Покрытый белой скатертью, с двумя стоящими на нем серебряными подсвечниками и набором самого разного столового серебра, некоторые предметы которого были похожи на легкое ручное вооружение, стол в библиотеке почти подохдил для того, чтобы за ним есть. Еда была простая, но совсем не плохая. Квентин и забыл, как сильно хотел есть. Джэнет исполнила фокус — Квентин не знал, был ли он магический или просто технический, — превратив длинный стол для занятий в обеденный.
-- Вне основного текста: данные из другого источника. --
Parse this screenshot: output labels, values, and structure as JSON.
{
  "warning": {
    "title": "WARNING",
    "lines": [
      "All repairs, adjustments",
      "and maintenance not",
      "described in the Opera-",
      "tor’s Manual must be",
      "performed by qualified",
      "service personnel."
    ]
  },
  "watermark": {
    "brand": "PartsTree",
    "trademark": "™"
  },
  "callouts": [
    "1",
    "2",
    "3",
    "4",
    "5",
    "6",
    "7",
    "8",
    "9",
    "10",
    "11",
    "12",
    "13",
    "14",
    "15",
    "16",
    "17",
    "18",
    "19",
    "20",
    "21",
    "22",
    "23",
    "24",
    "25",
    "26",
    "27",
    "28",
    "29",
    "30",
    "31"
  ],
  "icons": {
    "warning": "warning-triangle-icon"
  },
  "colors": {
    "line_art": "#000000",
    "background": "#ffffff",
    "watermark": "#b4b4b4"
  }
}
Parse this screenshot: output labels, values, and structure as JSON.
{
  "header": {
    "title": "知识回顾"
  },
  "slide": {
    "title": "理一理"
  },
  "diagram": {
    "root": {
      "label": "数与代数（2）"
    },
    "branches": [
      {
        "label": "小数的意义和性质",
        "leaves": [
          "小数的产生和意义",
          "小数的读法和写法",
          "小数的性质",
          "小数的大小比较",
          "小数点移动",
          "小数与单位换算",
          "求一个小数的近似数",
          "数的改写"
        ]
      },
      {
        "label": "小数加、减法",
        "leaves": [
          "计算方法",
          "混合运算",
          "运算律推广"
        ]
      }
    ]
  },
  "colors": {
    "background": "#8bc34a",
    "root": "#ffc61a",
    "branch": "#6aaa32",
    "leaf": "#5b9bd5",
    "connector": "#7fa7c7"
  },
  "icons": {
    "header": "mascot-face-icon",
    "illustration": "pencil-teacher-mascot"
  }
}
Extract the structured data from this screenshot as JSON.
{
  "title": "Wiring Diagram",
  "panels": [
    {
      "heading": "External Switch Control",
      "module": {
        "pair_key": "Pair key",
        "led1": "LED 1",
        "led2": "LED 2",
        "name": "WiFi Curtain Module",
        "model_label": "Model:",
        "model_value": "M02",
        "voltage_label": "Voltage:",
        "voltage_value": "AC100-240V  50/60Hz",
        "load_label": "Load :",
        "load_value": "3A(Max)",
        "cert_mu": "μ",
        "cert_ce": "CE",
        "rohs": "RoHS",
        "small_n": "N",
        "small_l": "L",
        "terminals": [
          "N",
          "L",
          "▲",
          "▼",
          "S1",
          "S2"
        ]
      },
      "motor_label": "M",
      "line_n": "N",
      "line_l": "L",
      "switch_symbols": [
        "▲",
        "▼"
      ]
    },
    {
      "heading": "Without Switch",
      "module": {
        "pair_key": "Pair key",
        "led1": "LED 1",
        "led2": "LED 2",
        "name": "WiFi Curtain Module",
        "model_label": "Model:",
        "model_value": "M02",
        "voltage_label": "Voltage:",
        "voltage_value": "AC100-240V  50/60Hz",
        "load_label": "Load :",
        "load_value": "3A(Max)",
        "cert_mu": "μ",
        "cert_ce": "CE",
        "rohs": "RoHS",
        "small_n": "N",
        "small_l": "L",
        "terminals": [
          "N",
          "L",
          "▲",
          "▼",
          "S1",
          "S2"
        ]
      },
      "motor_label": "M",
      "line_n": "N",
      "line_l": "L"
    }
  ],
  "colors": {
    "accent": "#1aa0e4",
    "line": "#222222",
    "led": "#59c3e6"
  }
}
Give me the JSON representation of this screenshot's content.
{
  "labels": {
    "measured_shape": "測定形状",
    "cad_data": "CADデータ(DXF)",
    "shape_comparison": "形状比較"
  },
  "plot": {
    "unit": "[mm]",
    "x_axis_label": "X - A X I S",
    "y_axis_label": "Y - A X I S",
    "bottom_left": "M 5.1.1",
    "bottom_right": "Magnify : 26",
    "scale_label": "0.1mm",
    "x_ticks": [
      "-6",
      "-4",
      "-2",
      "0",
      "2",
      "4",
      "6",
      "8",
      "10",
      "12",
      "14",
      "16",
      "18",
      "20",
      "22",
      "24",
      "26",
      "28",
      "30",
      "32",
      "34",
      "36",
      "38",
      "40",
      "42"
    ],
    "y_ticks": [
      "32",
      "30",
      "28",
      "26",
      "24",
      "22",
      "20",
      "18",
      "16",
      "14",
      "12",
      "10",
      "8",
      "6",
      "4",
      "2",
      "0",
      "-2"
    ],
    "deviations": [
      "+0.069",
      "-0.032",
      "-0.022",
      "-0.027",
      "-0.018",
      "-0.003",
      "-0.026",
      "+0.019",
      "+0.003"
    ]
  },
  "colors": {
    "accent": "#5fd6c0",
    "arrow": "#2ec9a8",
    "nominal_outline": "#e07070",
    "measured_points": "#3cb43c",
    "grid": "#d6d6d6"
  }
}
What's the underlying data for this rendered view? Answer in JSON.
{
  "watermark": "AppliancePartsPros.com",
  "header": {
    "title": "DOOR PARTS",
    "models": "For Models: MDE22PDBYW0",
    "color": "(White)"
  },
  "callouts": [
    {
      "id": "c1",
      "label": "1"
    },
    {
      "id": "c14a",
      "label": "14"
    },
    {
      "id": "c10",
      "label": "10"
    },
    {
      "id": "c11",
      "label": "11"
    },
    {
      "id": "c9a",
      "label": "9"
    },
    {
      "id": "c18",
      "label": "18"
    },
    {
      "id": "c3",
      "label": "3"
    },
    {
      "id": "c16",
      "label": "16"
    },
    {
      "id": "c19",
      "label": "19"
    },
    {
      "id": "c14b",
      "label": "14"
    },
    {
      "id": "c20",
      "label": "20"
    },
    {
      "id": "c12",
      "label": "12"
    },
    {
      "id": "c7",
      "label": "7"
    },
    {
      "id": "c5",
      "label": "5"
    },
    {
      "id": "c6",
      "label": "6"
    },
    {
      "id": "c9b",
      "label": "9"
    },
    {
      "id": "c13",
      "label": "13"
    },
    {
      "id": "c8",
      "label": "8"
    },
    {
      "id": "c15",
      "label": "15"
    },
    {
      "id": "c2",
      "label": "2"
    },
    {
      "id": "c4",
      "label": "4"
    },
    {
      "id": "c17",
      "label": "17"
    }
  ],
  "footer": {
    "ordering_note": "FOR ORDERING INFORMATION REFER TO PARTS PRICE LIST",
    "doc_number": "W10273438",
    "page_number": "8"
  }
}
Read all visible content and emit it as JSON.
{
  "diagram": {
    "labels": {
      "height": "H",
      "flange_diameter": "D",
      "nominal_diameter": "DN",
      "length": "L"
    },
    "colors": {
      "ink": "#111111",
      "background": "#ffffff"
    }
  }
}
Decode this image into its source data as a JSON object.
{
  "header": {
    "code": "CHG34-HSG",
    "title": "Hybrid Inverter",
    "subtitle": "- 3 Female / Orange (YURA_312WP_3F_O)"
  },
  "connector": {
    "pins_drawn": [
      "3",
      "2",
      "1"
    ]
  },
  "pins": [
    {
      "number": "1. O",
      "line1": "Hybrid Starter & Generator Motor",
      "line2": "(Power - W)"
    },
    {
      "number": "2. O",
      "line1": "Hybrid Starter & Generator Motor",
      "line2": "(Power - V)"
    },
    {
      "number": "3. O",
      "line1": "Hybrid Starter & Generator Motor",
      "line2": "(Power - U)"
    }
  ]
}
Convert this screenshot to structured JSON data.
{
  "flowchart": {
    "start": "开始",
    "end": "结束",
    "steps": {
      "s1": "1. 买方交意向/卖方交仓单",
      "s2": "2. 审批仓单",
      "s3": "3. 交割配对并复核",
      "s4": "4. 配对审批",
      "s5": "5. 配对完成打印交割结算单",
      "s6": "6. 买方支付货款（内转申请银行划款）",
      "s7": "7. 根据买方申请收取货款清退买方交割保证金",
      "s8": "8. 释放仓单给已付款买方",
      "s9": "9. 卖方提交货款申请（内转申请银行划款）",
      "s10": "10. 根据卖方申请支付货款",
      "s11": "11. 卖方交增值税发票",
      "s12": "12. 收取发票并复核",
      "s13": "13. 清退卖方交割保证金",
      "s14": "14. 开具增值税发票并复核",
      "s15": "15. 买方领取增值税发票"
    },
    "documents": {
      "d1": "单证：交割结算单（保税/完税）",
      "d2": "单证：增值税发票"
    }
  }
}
Джэнет, Джош и Элиот сплетничали о занятиях и преподавателях, о том, кто с кем переспал, и кто с кем хотел переспать. Они бесконечно рассуждали о способностях других студентов в наложении заклинаний. Они перекидывались между собой словами с абсолютной уверенностью людей, которые провели огромное количество времени вместе, которые доверяли друг другу и любили друг друга, которые знали, как подчеркнуть достоинства и сдержать самые скучные и раздражающие привычки друг друга. Квентин не особо вникал в болтовню. То, как они наслаждаются изысканным блюдом, отдельно от всех, в их собственной столовой, заставляло чувствовать себя очень взрослым. "Вот оно," — подумал Квентин. Раньше он был аутсайдером, но сейчас по-настоящему стал частью своего учебного заведения. Это был настоящий Брейкбиллс. Квентин был в теплом секретном сердце секретного мира.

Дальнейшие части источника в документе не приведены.